The Devil's Stone is a large boulder that lies on the village green outside St Michael's Church. At 8 pm on 5 November each year, residents gather outside the church to watch the village bellringers turn the Devil's Stone. This takes place instead of traditional bonfire night celebrations.
Local legend states that the stone was dropped on the Devil during a battle with archangel Michael. Consequently, the stone fell on top of him, flattening him under it. The folklore reasoning for the turning is that it takes a year for the Devil to dig down and up the other side of the rock, at which point it is flipped again, re-trapping him; if the stone is not turned every year disaster will fall on the village. As apparent evidence of this, the stone was not turned on 5 November one year during the Second World War (either due to blackout measures or to most able-bodied men being enlisted), and after a few days of bad news befalling the village a decision was made to turn the stone anyway.

Various alternative versions of the story exist, including that the Devil dropped the stone on the way to the nearby village of Northlew, or that it was an original foundation stone for Henscott church which moved across the River Torridge by supernatural means.

The village pub, The Devil's Stone Inn, is named after the stone. The inn is said to be haunted.

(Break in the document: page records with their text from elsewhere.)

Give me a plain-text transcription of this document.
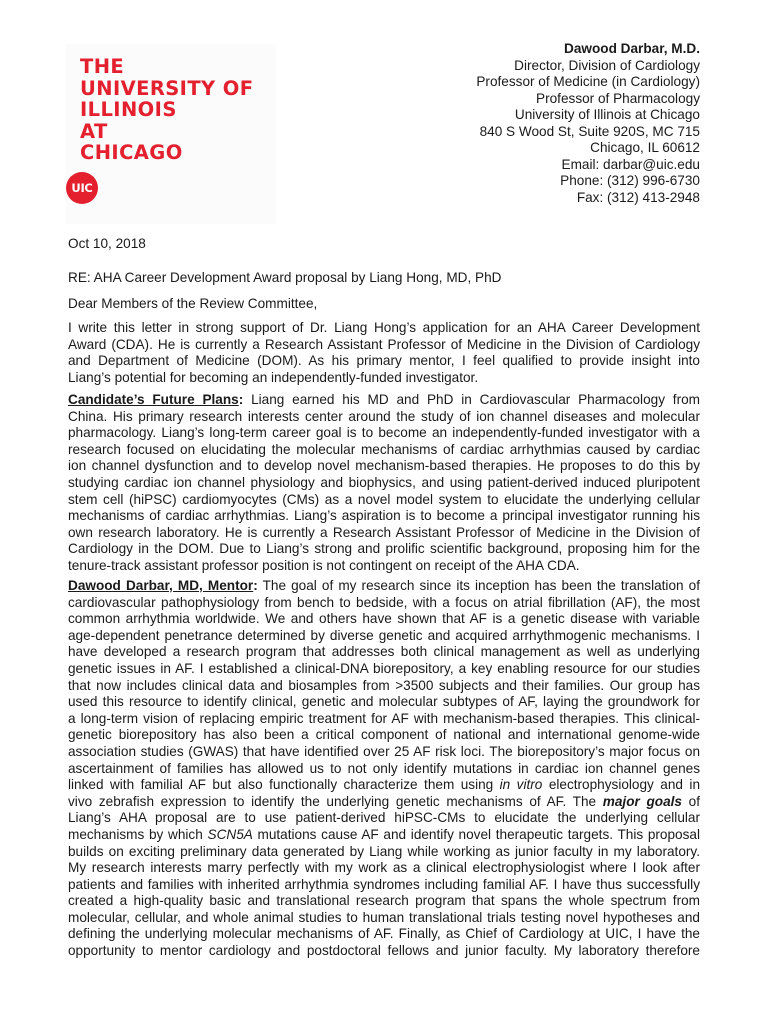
THE
UNIVERSITY OF
ILLINOIS
AT
CHICAGO
UIC
Dawood Darbar, M.D.
Director, Division of Cardiology
Professor of Medicine (in Cardiology)
Professor of Pharmacology
University of Illinois at Chicago
840 S Wood St, Suite 920S, MC 715
Chicago, IL 60612
Email: darbar@uic.edu
Phone: (312) 996-6730
Fax: (312) 413-2948
Oct 10, 2018
RE: AHA Career Development Award proposal by Liang Hong, MD, PhD
Dear Members of the Review Committee,
I write this letter in strong support of Dr. Liang Hong’s application for an AHA Career Development
Award (CDA). He is currently a Research Assistant Professor of Medicine in the Division of Cardiology
and Department of Medicine (DOM). As his primary mentor, I feel qualified to provide insight into
Liang’s potential for becoming an independently-funded investigator.
Candidate’s Future Plans: Liang earned his MD and PhD in Cardiovascular Pharmacology from
China. His primary research interests center around the study of ion channel diseases and molecular
pharmacology. Liang’s long-term career goal is to become an independently-funded investigator with a
research focused on elucidating the molecular mechanisms of cardiac arrhythmias caused by cardiac
ion channel dysfunction and to develop novel mechanism-based therapies. He proposes to do this by
studying cardiac ion channel physiology and biophysics, and using patient-derived induced pluripotent
stem cell (hiPSC) cardiomyocytes (CMs) as a novel model system to elucidate the underlying cellular
mechanisms of cardiac arrhythmias. Liang’s aspiration is to become a principal investigator running his
own research laboratory. He is currently a Research Assistant Professor of Medicine in the Division of
Cardiology in the DOM. Due to Liang’s strong and prolific scientific background, proposing him for the
tenure-track assistant professor position is not contingent on receipt of the AHA CDA.
Dawood Darbar, MD, Mentor: The goal of my research since its inception has been the translation of
cardiovascular pathophysiology from bench to bedside, with a focus on atrial fibrillation (AF), the most
common arrhythmia worldwide. We and others have shown that AF is a genetic disease with variable
age-dependent penetrance determined by diverse genetic and acquired arrhythmogenic mechanisms. I
have developed a research program that addresses both clinical management as well as underlying
genetic issues in AF. I established a clinical-DNA biorepository, a key enabling resource for our studies
that now includes clinical data and biosamples from >3500 subjects and their families. Our group has
used this resource to identify clinical, genetic and molecular subtypes of AF, laying the groundwork for
a long-term vision of replacing empiric treatment for AF with mechanism-based therapies. This clinical-
genetic biorepository has also been a critical component of national and international genome-wide
association studies (GWAS) that have identified over 25 AF risk loci. The biorepository’s major focus on
ascertainment of families has allowed us to not only identify mutations in cardiac ion channel genes
linked with familial AF but also functionally characterize them using in vitro electrophysiology and in
vivo zebrafish expression to identify the underlying genetic mechanisms of AF. The major goals of
Liang’s AHA proposal are to use patient-derived hiPSC-CMs to elucidate the underlying cellular
mechanisms by which SCN5A mutations cause AF and identify novel therapeutic targets. This proposal
builds on exciting preliminary data generated by Liang while working as junior faculty in my laboratory.
My research interests marry perfectly with my work as a clinical electrophysiologist where I look after
patients and families with inherited arrhythmia syndromes including familial AF. I have thus successfully
created a high-quality basic and translational research program that spans the whole spectrum from
molecular, cellular, and whole animal studies to human translational trials testing novel hypotheses and
defining the underlying molecular mechanisms of AF. Finally, as Chief of Cardiology at UIC, I have the
opportunity to mentor cardiology and postdoctoral fellows and junior faculty. My laboratory therefore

The stone is a conglomerate boulder and is not of local origin, and has been claimed to be a glacial erratic boulder despite the area not being glaciated in the Last Glacial Period.

==Education==
Shebbear has three schools: Shebbear Community School, a state primary school for children from 4 to 11 years of age; Little Bears preschool, which lies within the grounds of the community school; and Shebbear College, a private school for children from 3 to 18 years of age.

== Notable people ==
- Ernest Walter Martin, writer and social historian (born in Shebbear, 1912)
- John D. Prior, trade unionist (born in Shebbear, 10 March 1840)
- William Strong Hore, clergyman and botanist (vicar of Shebbear, 1855 to 1882)
- James Thorne, leader of the Bible Christian Church (born in Shebbear, 1795)
- Graeme Ackland, physicist, Shebbear primary school and college pupil.

==Twin towns==
Shebbear is twinned with Balleroy, France.